La filosofia del mio provvedimento è semplice: chi querela immotivatamente deve essere pronto a mettere mano al portafogli, pagando, in caso di temerarietà della lite, non meno del 20 per cento di quanto pretestuosamente richiesto. Semplice ed elementare, questo disegno di legge, ma anche terribilmente indigeribile per chi vede l’attività dei cronisti come fumo negli occhi. Tanto che, nonostante abbia esaurito il suo iter di preparazione, il ddl è ancora fermo nell’indifferenza generale dei partiti. Con una amara lezione per chi ha assistito al triste spettacolo. E cioè che alla politica della libertà di stampa e delle sue necessarie tutele non importi praticamente nulla. Anzi, a dirla tutta, ho notato un atteggiamento chiaramente ostile a ogni forma di protezione del giornalismo d’inchiesta e non solo. Perché dico questo? Per la scientifica opera di affossamento che questa cruciale riforma ha registrato prima nei meandri delle commissioni competenti e poi nell’aula del Senato.

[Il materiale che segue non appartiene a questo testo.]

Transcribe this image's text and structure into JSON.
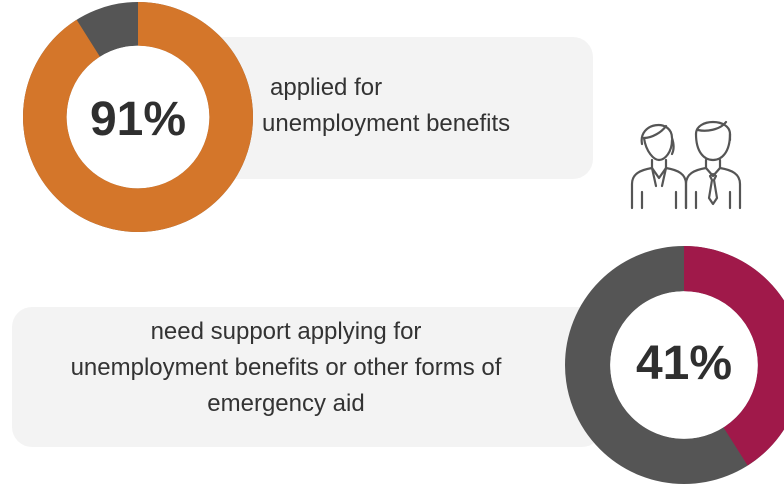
{
  "chart_data": [
    {
      "type": "pie",
      "style": "donut",
      "values": [
        91,
        9
      ],
      "colors": [
        "#D4762A",
        "#555555"
      ],
      "center_label": "91%",
      "caption_lines": [
        "applied for",
        "unemployment benefits"
      ]
    },
    {
      "type": "pie",
      "style": "donut",
      "values": [
        41,
        59
      ],
      "colors": [
        "#A0194A",
        "#555555"
      ],
      "center_label": "41%",
      "caption_lines": [
        "need support applying for",
        "unemployment benefits or other forms of",
        "emergency aid"
      ]
    }
  ],
  "icons": {
    "people": "people-icon"
  },
  "colors": {
    "card_bg": "#f3f3f3",
    "text": "#333333"
  }
}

Dopo oltre un anno di lavoro per superare ogni pretesto possibile – dalla presunta incostituzionalità del disegno di legge all’entità delle somme fissate per chi promuove liti temerarie, per non parlare della richiesta di accorpamento con il famoso ddl del senatore forzista Giacomo Caliendo – eravamo riusciti (dicembre 2019) a chiudere un accordo tra i partiti dell’allora maggioranza davanti al ministro della Giustizia Alfonso Bonafede. Sembrava finalmente tutto pronto per la definitiva approvazione in aula. Era stato fissato anche il giorno della votazione. Eravamo al gennaio 2020: senonché la sera prima, il 16 gennaio, il provvedimento è stato improvvisamente e misteriosamente scalendarizzato fino a farlo sparire dall’agenda parlamentare.
Naturalmente ho continuato a insistere per riavviarne l’iter. Ma è arrivata l’emergenza Covid, anch’essa utilizzata come pretesto per rimandare l’approvazione del ddl. C’erano da varare i famosi decreti per le impellenze sanitarie ed economiche. E non si poteva naturalmente dire di no, anche perché nel frattempo, come M5s, avevamo strappato l’impegno che il primo disegno di legge d’origine parlamentare da mandare in aula sarebbe stato proprio il mio sulle liti temerarie. Ma anche quest’accordo è stato disatteso.
Morale: il parlamento è chiaramente inadempiente di fronte ai giornalisti e al mondo dell’editoria che reclamano questa norma di buon senso. Ed è inadempiente per colpa di quei partiti, a cominciare da Forza Italia e Italia viva, che dello stop alle liti temerarie fanno ormai un vanto, mentre invece siamo davanti a una grande vergogna. Con un dubbio che resta: e cioè se con la mia legge approvata Eni avrebbe mai messo in campo questa clamorosa richiesta nei confronti di Domani.